I prefer to think, let’s not think we know; let’s know we know.
People want to ask the robot: “tell me what to do,” but I don’t think that’s what you should want. What you should want is to balance your own brand principles with the data you can work with, and allow it to be the continual surprise it will always be.
In that way, data isn’t threatening, it’s empowering.
It’s not a loss of expertise, but an elevated perspective of that expertise.
It helps us avoid the content people don’t want and lets us focus on what people do want.
Many years ago, we were told not to worry about the data. We’d be given a few anecdotal pieces here or there, but overall, we knew basically nothing about what those anecdotal pieces even meant.
I remember the day I first logged into Omniture, and much like the first hit, I wanted more. I started to dig for information, and found out a lot of cool stuff.
Two people from Kazakhstan read my article, that’s actionable data! Seriously!
Data influences what you cover and why you need to.

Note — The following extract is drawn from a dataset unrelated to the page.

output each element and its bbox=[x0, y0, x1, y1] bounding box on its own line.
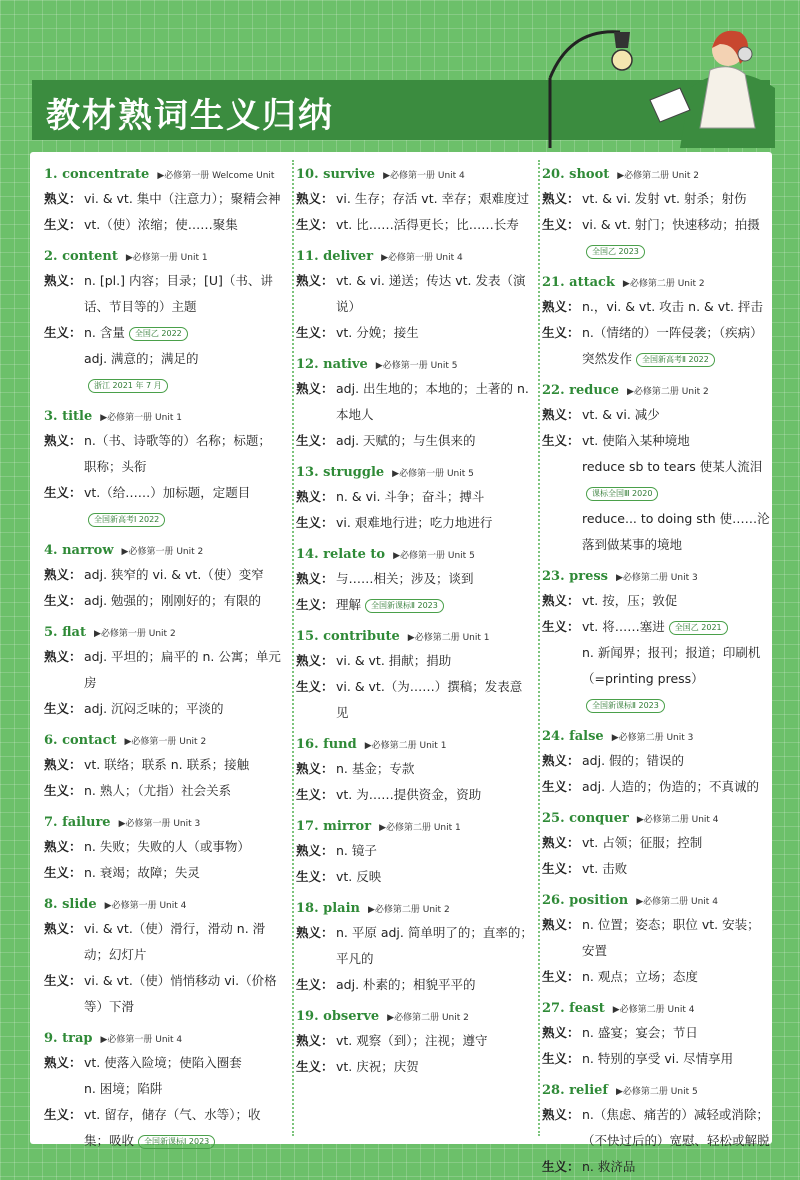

Like at first, 12 years ago we had a serious discussion about covering American Idol. Everyone thought: that’s a contest, not real music. The first season, we did an article on the winner, but that was it.
But, as the seasons wore on, we felt the pop culture imperative, and decided we kind of had to cover it. It’s still a major ratings winner, and it does business for us. We owed it to our audience to deliver them what they’re watching, reading.
And we learned a ton about our audience from covering it. What was so weird about the American Idol traffic is that most of it was search traffic.
I will say that, anecdotally, I can infer that search means new users and social or internal often means loyal, but I don’t know the exact breakdowns off the top of my head.
Of course search and new visitors aren’t the only thing that matter. Everything matters. Like the home page, obviously. How the home page works and flows and its dynamism are important. And we learned a lot about the home page design, too.
We don’t need 75 links on the home page; we only really need some relevant 10 or 20.
For us, that’s more challenging than you might think. There’s no site that does everything that MTV.com does from music videos to shows, editorial, video games, and a whole bunch of other things.
So deciding which 10-20 links are relevant is a huge challenge. Everyone is looking for the one ring to rule them all.
We look to data to guide the home page design, the content for articles, the search audience, you name it. Data guides where our brand is going.